ODOT Finishes Safety Improvements To Dangerous Muskogee Co. Intersection

Monday, January 18th 2021, 6:21 pm


One of the most dangerous intersections in the state, according to the Oklahoma Department of Transportation, is now safer for Oklahoma drivers.

At the intersection of Highway 69 and Oktaha Road near Summit in Muskogee County, the state installed lights at the intersection, hoping to help drivers see oncoming traffic.

Pastor Charles Moore drives through this intersection every week to get to his church. He said every time he does, he thinks of his late friend and parishioner, Alicia Gates. Gates died in an accident at the intersection of Hwy 69 and Oktaha Road four years ago. 

“We miss her a lot,” said Moore. “Every time we pass by that area, we think about how much that accident impacted each person’s life.” 

Moore said Gates is one of the many victims who lost their lives here, and after years of seeing horrific accidents, he was motivated to take action. 

“It’s been something that’s been long overdue that we can make a change there because every life is important,” Moore added. 

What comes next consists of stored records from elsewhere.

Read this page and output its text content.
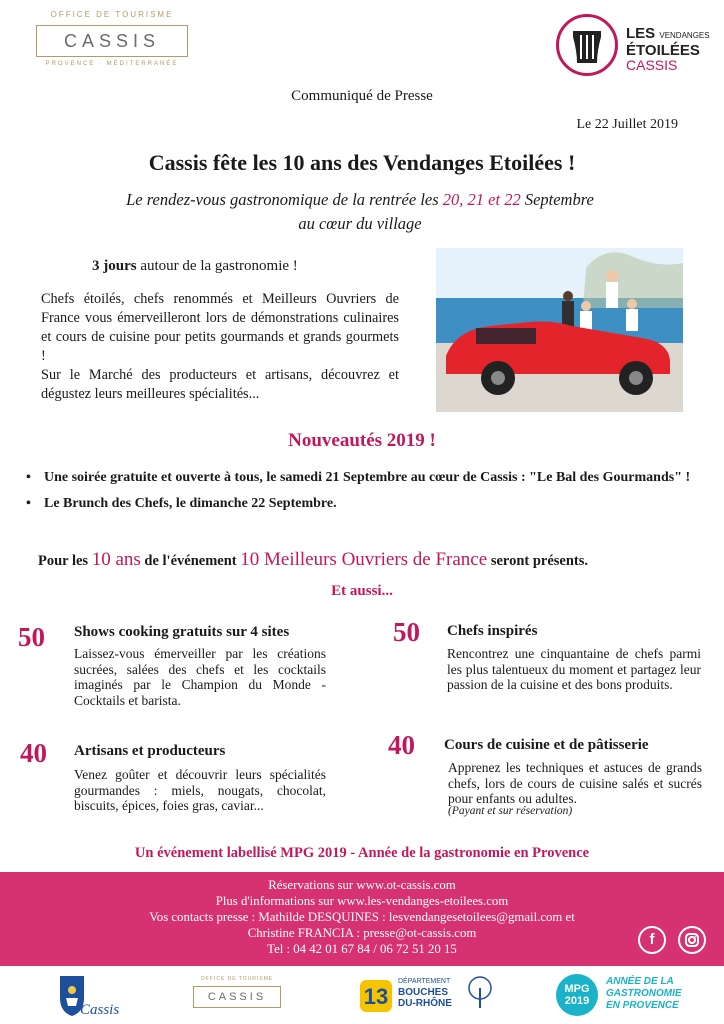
OFFICE DE TOURISME
CASSIS
PROVENCE · MÉDITERRANÉE
LES VENDANGES
ÉTOILÉES
CASSIS
Communiqué de Presse
Le 22 Juillet 2019
Cassis fête les 10 ans des Vendanges Etoilées !
Le rendez-vous gastronomique de la rentrée les 20, 21 et 22 Septembre
au cœur du village
3 jours autour de la gastronomie !
Chefs étoilés, chefs renommés et Meilleurs Ouvriers de France vous émerveilleront lors de démonstrations culinaires et cours de cuisine pour petits gourmands et grands gourmets !
Sur le Marché des producteurs et artisans, découvrez et dégustez leurs meilleures spécialités...
Nouveautés 2019 !
• Une soirée gratuite et ouverte à tous, le samedi 21 Septembre au cœur de Cassis : "Le Bal des Gourmands" !
• Le Brunch des Chefs, le dimanche 22 Septembre.
Pour les 10 ans de l'événement 10 Meilleurs Ouvriers de France seront présents.
Et aussi...
50 Shows cooking gratuits sur 4 sites
Laissez-vous émerveiller par les créations sucrées, salées des chefs et les cocktails imaginés par le Champion du Monde - Cocktails et barista.
50 Chefs inspirés
Rencontrez une cinquantaine de chefs parmi les plus talentueux du moment et partagez leur passion de la cuisine et des bons produits.
40 Artisans et producteurs
Venez goûter et découvrir leurs spécialités gourmandes : miels, nougats, chocolat, biscuits, épices, foies gras, caviar...
40 Cours de cuisine et de pâtisserie
Apprenez les techniques et astuces de grands chefs, lors de cours de cuisine salés et sucrés pour enfants ou adultes.
(Payant et sur réservation)
Un événement labellisé MPG 2019 - Année de la gastronomie en Provence
Réservations sur www.ot-cassis.com
Plus d'informations sur www.les-vendanges-etoilees.com
Vos contacts presse : Mathilde DESQUINES : lesvendangesetoilees@gmail.com et
Christine FRANCIA : presse@ot-cassis.com
Tel : 04 42 01 67 84 / 06 72 51 20 15
f
Cassis
OFFICE DE TOURISME
CASSIS	13
DÉPARTEMENT
BOUCHES
DU-RHÔNE
MPG
2019
ANNÉE DE LA
GASTRONOMIE
EN PROVENCE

 The state first reduced the speed from 65 mph to 55 mph and put up more speed limit signs. People who use the intersection say what makes this area unsafe is the high traffic volume, high speeds and low visibility. Therefore, county and state leaders installed four lights to help fix this problem.

Muskogee County Commissioner Ken Doke and state transportation chairman Avery Frix worked with ODOT to install the lights. They hope the extra lighting will make a difference.

“The lights were expensive, but there’s no price you can put on the value of lives. ODOT has been good at taking into consideration the safety of drivers, and the things they can do to make people safer,” Doke said. 

“It’s right here in my house district. That's incredibly important for me, because this road is important for people to drive and people to travel in a safe manner,” said Frix. 

Moore said he’s happy with the lights and is now advocating for a bridge. 

“The lights are still the icing on the cake. We really would like to have something that would be permanent and not temporary,” Moore said. 

ODOT has received reports of two-three fatalities in the last five years. According to ODOT, the solar lights cost $33,000 and are part of a $6.3 million surfacing project.